Von Bastian Brandau | 12.04.2016
    Demonstranten bei einer Demo der Partei "Die Rechte" in Essen
    Springerstiefel - altes Klischee, aber immer noch Erkennungszeichen vieler Rechtsextremer. (Deutschlandradio/Jochen Tack)
    Gut Frohberg, ein abgeschiedenes Seminarhaus in der Nähe von Meißen. Projektleiter Rico Behrens, Politikdidaktiker von der TU Dresden begrüßt die 26 Berufsschullehrerinnen und Lehrer aus ganz Sachsen zum zweiten Workshop-Tag des Projekts "Starke Lehrer - Starke Schüler". Einige hier sind noch unter 30, andere gehen auf das Ende ihrer Laufbahn zu. Gemeinschaftskundelehrer, oder auch solche, die junge Menschen in handwerklichen Fächer unterrichten.
    Am Vortag gab es zunächst einen Haufen Infos zum Thema Rechtsextremismus, Fakten zum Thema Asyl. Dann am Abend hat die Gruppe gemeinsam den Film "Die Kriegerin" angeschaut.
    "Ihr habt Beobachtungsaufgaben bekommen, ihr solltet euch mit einzelnen Bestandteilen noch mal beschäftigen, und damit wollen wir heute Morgen beginnen."
    Erkennen, um dann zu handeln
    Aufgeteilt in kleine Gruppen, besprechen die Lehrerinnen und Lehrer den Film von 2011. Er zeigt das Leben einer neonazistischen Clique in der ostdeutschen Provinz. Warum fühlt sich die Hauptfigur Marissa zu rechten Ideen hingezogen? Welche Rolle spielt die Familie, Freunde? Wie werden rechte Musik und Codes thematisiert? Der 28-jährige Sport- und Gemeinschaftskunde-Lehrer Albrecht Kern aus Leipzig:
    "Ich fand’s ganz wichtig, dass man aus diesem Film schließt und daraus Verhaltensmuster erkennen kann, die vielleicht schon besonders wichtig zu erkennen sind in den Schülern vielleicht, wie es die sicherlich gibt, wie man damit umgehen kann. Und dass man manche Sachen vielleicht, die nicht so bewusst sind, dann vielleicht durch gewisse Überspitzung in dem Film ein Stück weit sensibilisiert wird und dann besser erkennen kann."

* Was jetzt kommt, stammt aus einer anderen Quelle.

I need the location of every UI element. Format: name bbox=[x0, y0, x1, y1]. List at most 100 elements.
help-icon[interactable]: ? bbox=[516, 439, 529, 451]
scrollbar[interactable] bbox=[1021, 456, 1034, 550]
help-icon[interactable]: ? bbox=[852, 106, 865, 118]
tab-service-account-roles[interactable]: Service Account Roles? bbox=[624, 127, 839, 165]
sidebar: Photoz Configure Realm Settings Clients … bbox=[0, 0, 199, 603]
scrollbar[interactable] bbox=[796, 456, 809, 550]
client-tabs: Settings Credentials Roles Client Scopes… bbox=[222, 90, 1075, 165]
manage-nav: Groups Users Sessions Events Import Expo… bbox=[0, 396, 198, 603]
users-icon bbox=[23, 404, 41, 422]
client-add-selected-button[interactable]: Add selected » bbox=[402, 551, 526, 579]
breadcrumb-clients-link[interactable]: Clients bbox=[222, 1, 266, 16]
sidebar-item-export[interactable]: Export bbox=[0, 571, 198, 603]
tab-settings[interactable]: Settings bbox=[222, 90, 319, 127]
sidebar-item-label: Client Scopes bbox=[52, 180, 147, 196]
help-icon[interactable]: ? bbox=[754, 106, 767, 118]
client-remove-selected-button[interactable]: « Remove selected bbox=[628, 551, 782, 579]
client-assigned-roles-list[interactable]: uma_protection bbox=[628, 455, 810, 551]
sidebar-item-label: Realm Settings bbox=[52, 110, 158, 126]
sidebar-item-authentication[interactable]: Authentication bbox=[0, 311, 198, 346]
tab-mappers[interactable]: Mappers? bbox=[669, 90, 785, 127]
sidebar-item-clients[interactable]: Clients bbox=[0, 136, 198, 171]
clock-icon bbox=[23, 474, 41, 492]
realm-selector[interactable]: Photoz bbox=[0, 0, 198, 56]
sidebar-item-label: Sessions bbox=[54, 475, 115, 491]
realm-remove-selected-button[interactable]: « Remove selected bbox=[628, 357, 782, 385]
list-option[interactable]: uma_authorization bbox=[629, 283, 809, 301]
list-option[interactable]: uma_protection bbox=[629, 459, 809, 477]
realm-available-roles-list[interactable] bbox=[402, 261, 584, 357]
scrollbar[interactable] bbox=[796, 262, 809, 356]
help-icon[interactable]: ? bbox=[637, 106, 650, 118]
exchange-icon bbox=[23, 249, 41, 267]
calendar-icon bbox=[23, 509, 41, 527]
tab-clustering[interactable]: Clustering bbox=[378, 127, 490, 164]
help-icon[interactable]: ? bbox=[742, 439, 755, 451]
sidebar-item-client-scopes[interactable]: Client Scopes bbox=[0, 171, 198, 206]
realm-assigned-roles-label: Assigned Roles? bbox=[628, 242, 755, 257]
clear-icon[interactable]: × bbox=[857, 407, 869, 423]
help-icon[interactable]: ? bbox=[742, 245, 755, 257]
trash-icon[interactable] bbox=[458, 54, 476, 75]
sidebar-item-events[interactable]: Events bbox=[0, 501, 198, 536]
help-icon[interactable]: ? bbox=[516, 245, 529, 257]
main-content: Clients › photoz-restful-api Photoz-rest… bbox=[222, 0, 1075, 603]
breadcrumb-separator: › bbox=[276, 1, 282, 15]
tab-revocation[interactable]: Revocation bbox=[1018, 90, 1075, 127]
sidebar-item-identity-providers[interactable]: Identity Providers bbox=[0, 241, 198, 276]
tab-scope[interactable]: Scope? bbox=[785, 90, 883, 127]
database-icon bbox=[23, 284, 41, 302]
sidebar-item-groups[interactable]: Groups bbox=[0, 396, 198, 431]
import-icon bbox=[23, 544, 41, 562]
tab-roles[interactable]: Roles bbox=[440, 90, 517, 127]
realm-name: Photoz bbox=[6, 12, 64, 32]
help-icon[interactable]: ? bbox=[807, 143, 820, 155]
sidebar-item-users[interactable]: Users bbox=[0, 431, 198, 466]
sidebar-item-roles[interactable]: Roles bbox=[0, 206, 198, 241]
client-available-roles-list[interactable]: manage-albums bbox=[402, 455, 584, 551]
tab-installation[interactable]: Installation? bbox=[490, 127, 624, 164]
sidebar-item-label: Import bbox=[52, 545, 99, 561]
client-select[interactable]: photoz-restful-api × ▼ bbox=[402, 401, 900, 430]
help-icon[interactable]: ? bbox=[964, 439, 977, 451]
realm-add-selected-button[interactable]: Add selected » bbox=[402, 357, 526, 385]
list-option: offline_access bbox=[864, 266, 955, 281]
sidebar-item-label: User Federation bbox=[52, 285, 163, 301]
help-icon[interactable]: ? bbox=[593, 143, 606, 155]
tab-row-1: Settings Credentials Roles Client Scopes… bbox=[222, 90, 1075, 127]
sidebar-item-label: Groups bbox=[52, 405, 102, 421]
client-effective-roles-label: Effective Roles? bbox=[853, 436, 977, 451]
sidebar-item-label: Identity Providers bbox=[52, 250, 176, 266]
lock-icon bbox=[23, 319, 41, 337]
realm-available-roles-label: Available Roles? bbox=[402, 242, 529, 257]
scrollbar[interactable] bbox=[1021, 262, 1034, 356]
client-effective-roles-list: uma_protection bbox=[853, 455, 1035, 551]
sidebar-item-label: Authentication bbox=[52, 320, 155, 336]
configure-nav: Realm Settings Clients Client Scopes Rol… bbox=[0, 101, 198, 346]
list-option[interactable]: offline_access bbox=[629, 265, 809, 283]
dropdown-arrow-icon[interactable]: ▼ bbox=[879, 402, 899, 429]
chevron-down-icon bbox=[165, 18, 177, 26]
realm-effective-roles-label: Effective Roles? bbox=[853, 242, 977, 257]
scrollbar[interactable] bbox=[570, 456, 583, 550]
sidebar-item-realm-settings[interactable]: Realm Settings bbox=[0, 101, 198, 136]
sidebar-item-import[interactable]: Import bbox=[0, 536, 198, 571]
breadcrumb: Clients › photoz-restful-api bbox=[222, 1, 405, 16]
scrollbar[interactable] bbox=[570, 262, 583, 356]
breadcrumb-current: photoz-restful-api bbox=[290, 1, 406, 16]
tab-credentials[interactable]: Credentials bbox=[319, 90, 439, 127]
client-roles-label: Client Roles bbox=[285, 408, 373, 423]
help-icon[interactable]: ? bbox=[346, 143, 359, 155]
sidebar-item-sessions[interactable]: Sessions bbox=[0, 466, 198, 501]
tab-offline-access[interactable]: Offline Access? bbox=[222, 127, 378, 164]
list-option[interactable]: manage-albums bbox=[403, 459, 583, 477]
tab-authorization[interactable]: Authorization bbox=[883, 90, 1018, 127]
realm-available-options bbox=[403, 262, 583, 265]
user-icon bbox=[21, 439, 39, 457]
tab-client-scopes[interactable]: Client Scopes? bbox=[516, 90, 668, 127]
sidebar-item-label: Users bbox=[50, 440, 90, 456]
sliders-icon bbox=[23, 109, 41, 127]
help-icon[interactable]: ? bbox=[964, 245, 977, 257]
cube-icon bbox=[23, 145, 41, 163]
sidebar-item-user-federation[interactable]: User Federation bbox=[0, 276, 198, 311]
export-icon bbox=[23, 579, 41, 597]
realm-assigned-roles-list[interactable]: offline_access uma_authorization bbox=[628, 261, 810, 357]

    Erkennen, um dann zu handeln. Denn viel zu oft sei die Strategie beim Umgang mit rechten Schülern Ignorieren, sagt Projektleiter Rico Behrens:
    "Das hat vielerlei Gründe: dass man es vielleicht nicht wahrnimmt, weil man bestimmte Erkennungszeichen nicht kennt, bis dahin, dass man die Schwerpunkte seiner Arbeit stark auf die Schule, also auf Abschlüsse und auf Prüfungen bezogen legt und dann sagt, das Thema, das kann vielleicht der Politiklehrer machen, ich kann mich jetzt nicht damit beschäftigen. Aber das versuchen wir im Grunde den Lehrern zu zeigen, dass das eine Strategie oder Nicht-Strategie ist, die im Grunde genommen die schlechteste ist."
    Schulen mit Initiativen zusammenbringen
    Aufklärung über die rechtsextreme Szene und die Gefahren für Jugendliche sind in Sachsen wie anderswo kein fester Bestandteil des Lehramts- Studiums. Und an den Schulen hängt der Umgang damit vom Interesse und Engagement einzelner Lehrer ab. Hier setzt das von der Robert-Bosch-Stiftung und dem sächsischen Kultusministerium geförderte Projekt an. Bei der Bildung gegen Rechts seien die Berufsschulen lange durch alle Raster gefallen, sagt Projektleiter Behrens. Dabei seien dies die letzten Jahre, in denen junge Menschen erreichbar seien für schulische Pädagogik. Auf den Workshops sollen die Lehrer ihre Erfahrungen und Wissen austauschen, die Wissenschaftler unterfüttern dies mit ihrem Fachwissen:
    "Darauf kann man Strategien entwickeln, die in der jeweiligen Situation gut funktionieren. Die dann eben vielleicht auch auf Argumentieren beruhen, auf subversivem Argumentieren, vielleicht aber auch auf ganz klaren Grenzen setzen, in der jeweiligen Situation, in der das nötig ist."
    Situationen, wie sie Lehrerin Grit Reimann vom Berufsschulzentrum Vogtland schon erlebt hat: Sieg-Heil-Rufe, Hakenkreuzschmierereien. Wichtig sei, es gar nicht erst so weit kommen zu lassen:
    "Ich denke, unsere Aufgabe soll sein, individuell auf bestimmte Erscheinungen einzugehen oder das zu erkennen. Und darauf halt schon gezielt vorher einzugehen, bevor da irgendwas Großes vielleicht passiert."
    Im weiteren Verlauf des Projekts sollen die Lehrerinnen und Lehrer mit Supervisoren konkrete, einzelne Fälle besprechen. Außerdem will das Projekt Schulen mit Initiativen zusammenbringen, die sich in Sachsen schon länger gegen Rechtsextremismus einsetzen. Für die weitere Zusammenarbeit soll eine Online-Plattform entstehen. Gleichzeitig werden die Methoden der Workshops ausgewertet und könnten in ähnlichen Projekten bundesweit in der Bildungsarbeit gegen Rechtsextremismus angewendet werden.